Book Intelligent Scene Modeling and Human Computer Interaction

Download or read book Intelligent Scene Modeling and Human Computer Interaction written by Nadia Magnenat Thalmann and published by Springer Nature. This book was released on 2021-06-08 with total page 284 pages. Available in PDF, EPUB and Kindle. Book excerpt: This edited book is one of the first to describe how Autonomous Virtual Humans and Social Robots can interact with real people and be aware of the surrounding world using machine learning and AI. It includes: · Many algorithms related to the awareness of the surrounding world such as the recognition of objects, the interpretation of various sources of data provided by cameras, microphones, and wearable sensors · Deep Learning Methods to provide solutions to Visual Attention, Quality Perception, and Visual Material Recognition · How Face Recognition and Speech Synthesis will replace the traditional mouse and keyboard interfaces · Semantic modeling and rendering and shows how these domains play an important role in Virtual and Augmented Reality Applications.

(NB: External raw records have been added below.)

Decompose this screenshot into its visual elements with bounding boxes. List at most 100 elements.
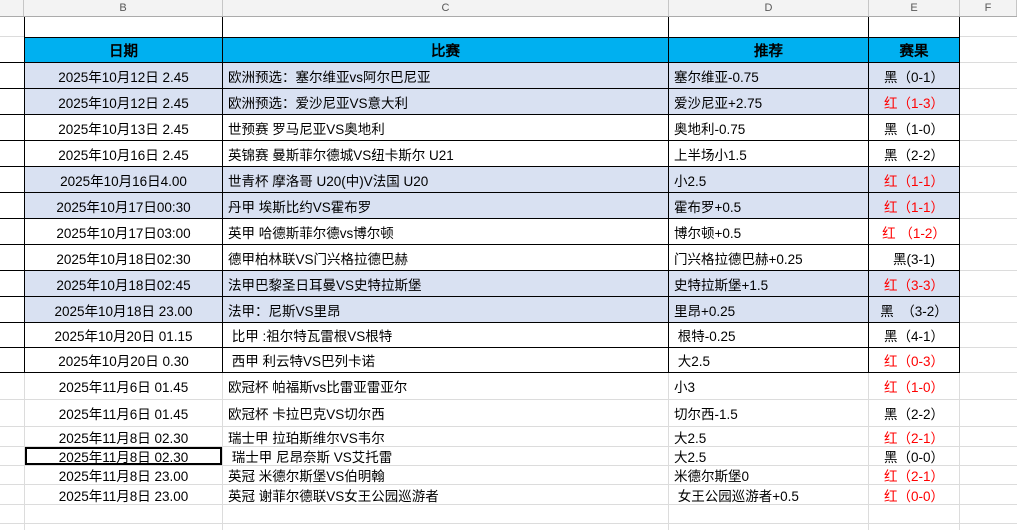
pick-cell[interactable]: 大2.5	[669, 348, 869, 373]
result-cell[interactable]: 红（3-3）	[869, 271, 960, 297]
row-margin-cell[interactable]	[0, 485, 24, 505]
row-margin-cell[interactable]	[0, 271, 24, 297]
result-cell[interactable]: 红（2-1）	[869, 466, 960, 485]
empty-cell[interactable]	[960, 447, 1017, 466]
row-margin-cell[interactable]	[0, 193, 24, 219]
empty-cell[interactable]	[960, 245, 1017, 271]
empty-cell[interactable]	[869, 524, 960, 530]
result-cell[interactable]: 黑（2-2）	[869, 400, 960, 427]
column-header-e[interactable]: E	[869, 0, 960, 16]
match-cell[interactable]: 德甲柏林联VS门兴格拉德巴赫	[223, 245, 669, 271]
spacer-cell[interactable]	[960, 17, 1017, 37]
empty-cell[interactable]	[24, 505, 223, 524]
pick-cell[interactable]: 奥地利-0.75	[669, 115, 869, 141]
empty-cell[interactable]	[223, 505, 669, 524]
pick-cell[interactable]: 上半场小1.5	[669, 141, 869, 167]
empty-cell[interactable]	[24, 524, 223, 530]
date-cell[interactable]: 2025年11月6日 01.45	[24, 400, 223, 427]
match-cell[interactable]: 西甲 利云特VS巴列卡诺	[223, 348, 669, 373]
match-cell[interactable]: 瑞士甲 拉珀斯维尔VS韦尔	[223, 427, 669, 447]
empty-cell[interactable]	[960, 219, 1017, 245]
empty-cell[interactable]	[960, 115, 1017, 141]
empty-cell[interactable]	[960, 466, 1017, 485]
row-margin-cell[interactable]	[0, 427, 24, 447]
row-margin-cell[interactable]	[0, 348, 24, 373]
date-cell[interactable]: 2025年10月20日 0.30	[24, 348, 223, 373]
match-cell[interactable]: 英甲 哈德斯菲尔德vs博尔顿	[223, 219, 669, 245]
pick-cell[interactable]: 史特拉斯堡+1.5	[669, 271, 869, 297]
header-match[interactable]: 比赛	[223, 37, 669, 63]
match-cell[interactable]: 欧冠杯 帕福斯vs比雷亚雷亚尔	[223, 373, 669, 400]
spacer-cell[interactable]	[960, 37, 1017, 63]
pick-cell[interactable]: 门兴格拉德巴赫+0.25	[669, 245, 869, 271]
result-cell[interactable]: 红（2-1）	[869, 427, 960, 447]
empty-cell[interactable]	[960, 167, 1017, 193]
empty-cell[interactable]	[960, 427, 1017, 447]
match-cell[interactable]: 英冠 谢菲尔德联VS女王公园巡游者	[223, 485, 669, 505]
date-cell[interactable]: 2025年10月17日00:30	[24, 193, 223, 219]
column-header-a[interactable]	[0, 0, 24, 16]
empty-cell[interactable]	[0, 505, 24, 524]
match-cell[interactable]: 世预赛 罗马尼亚VS奥地利	[223, 115, 669, 141]
result-cell[interactable]: 黑（2-2）	[869, 141, 960, 167]
header-date[interactable]: 日期	[24, 37, 223, 63]
row-margin-cell[interactable]	[0, 400, 24, 427]
column-header-f[interactable]: F	[960, 0, 1017, 16]
pick-cell[interactable]: 米德尔斯堡0	[669, 466, 869, 485]
pick-cell[interactable]: 大2.5	[669, 427, 869, 447]
empty-cell[interactable]	[960, 193, 1017, 219]
date-cell[interactable]: 2025年10月13日 2.45	[24, 115, 223, 141]
result-cell[interactable]: 黑 （3-2）	[869, 297, 960, 323]
empty-cell[interactable]	[960, 400, 1017, 427]
result-cell[interactable]: 黑（4-1）	[869, 323, 960, 348]
pick-cell[interactable]: 根特-0.25	[669, 323, 869, 348]
spacer-cell[interactable]	[869, 17, 960, 37]
header-pick[interactable]: 推荐	[669, 37, 869, 63]
pick-cell[interactable]: 霍布罗+0.5	[669, 193, 869, 219]
match-cell[interactable]: 比甲 :祖尔特瓦雷根VS根特	[223, 323, 669, 348]
result-cell[interactable]: 黑（0-1）	[869, 63, 960, 89]
row-margin-cell[interactable]	[0, 447, 24, 466]
date-cell[interactable]: 2025年10月16日 2.45	[24, 141, 223, 167]
match-cell[interactable]: 欧洲预选：塞尔维亚vs阿尔巴尼亚	[223, 63, 669, 89]
empty-cell[interactable]	[960, 63, 1017, 89]
row-margin-cell[interactable]	[0, 167, 24, 193]
pick-cell[interactable]: 里昂+0.25	[669, 297, 869, 323]
empty-cell[interactable]	[0, 524, 24, 530]
pick-cell[interactable]: 切尔西-1.5	[669, 400, 869, 427]
result-cell[interactable]: 红（0-0）	[869, 485, 960, 505]
date-cell[interactable]: 2025年10月20日 01.15	[24, 323, 223, 348]
empty-cell[interactable]	[960, 89, 1017, 115]
row-margin-cell[interactable]	[0, 466, 24, 485]
row-margin-cell[interactable]	[0, 141, 24, 167]
date-cell[interactable]: 2025年10月18日02:30	[24, 245, 223, 271]
pick-cell[interactable]: 女王公园巡游者+0.5	[669, 485, 869, 505]
row-margin-cell[interactable]	[0, 89, 24, 115]
date-cell[interactable]: 2025年10月17日03:00	[24, 219, 223, 245]
row-margin-cell[interactable]	[0, 323, 24, 348]
column-header-d[interactable]: D	[669, 0, 869, 16]
pick-cell[interactable]: 小2.5	[669, 167, 869, 193]
date-cell[interactable]: 2025年10月18日 23.00	[24, 297, 223, 323]
pick-cell[interactable]: 博尔顿+0.5	[669, 219, 869, 245]
header-result[interactable]: 赛果	[869, 37, 960, 63]
empty-cell[interactable]	[223, 524, 669, 530]
empty-cell[interactable]	[960, 524, 1017, 530]
date-cell[interactable]: 2025年11月6日 01.45	[24, 373, 223, 400]
empty-cell[interactable]	[960, 505, 1017, 524]
spacer-cell[interactable]	[669, 17, 869, 37]
date-cell[interactable]: 2025年10月12日 2.45	[24, 63, 223, 89]
empty-cell[interactable]	[669, 505, 869, 524]
result-cell[interactable]: 黑（1-0）	[869, 115, 960, 141]
match-cell[interactable]: 欧洲预选：爱沙尼亚VS意大利	[223, 89, 669, 115]
match-cell[interactable]: 法甲巴黎圣日耳曼VS史特拉斯堡	[223, 271, 669, 297]
empty-cell[interactable]	[960, 348, 1017, 373]
match-cell[interactable]: 世青杯 摩洛哥 U20(中)V法国 U20	[223, 167, 669, 193]
date-cell[interactable]: 2025年11月8日 02.30	[24, 447, 223, 466]
result-cell[interactable]: 黑（0-0）	[869, 447, 960, 466]
empty-cell[interactable]	[960, 485, 1017, 505]
pick-cell[interactable]: 塞尔维亚-0.75	[669, 63, 869, 89]
date-cell[interactable]: 2025年10月12日 2.45	[24, 89, 223, 115]
result-cell[interactable]: 黑(3-1)	[869, 245, 960, 271]
empty-cell[interactable]	[960, 373, 1017, 400]
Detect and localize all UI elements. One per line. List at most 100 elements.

Intelligent Scene Modeling and Human-Computer Interaction explains how to understand the composition and build very complex scenes and emphasizes the semantic methods needed to have an intelligent interaction with them. It offers readers a unique opportunity to comprehend the rapid changes and continuous development in the fields of Intelligent Scene Modeling.

Book Computer Vision     ECCV 2020

Download or read book Computer Vision ECCV 2020 written by Andrea Vedaldi and published by Springer Nature. This book was released on 2020-11-29 with total page 845 pages. Available in PDF, EPUB and Kindle. Book excerpt: The 30-volume set, comprising the LNCS books 12346 until 12375, constitutes the refereed proceedings of the 16th European Conference on Computer Vision, ECCV 2020, which was planned to be held in Glasgow, UK, during August 23-28, 2020. The conference was held virtually due to the COVID-19 pandemic. The 1360 revised papers presented in these proceedings were carefully reviewed and selected from a total of 5025 submissions. The papers deal with topics such as computer vision; machine learning; deep neural networks; reinforcement learning; object recognition; image classification; image processing; object detection; semantic segmentation; human pose estimation; 3d reconstruction; stereo vision; computational photography; neural networks; image coding; image reconstruction; object recognition; motion estimation.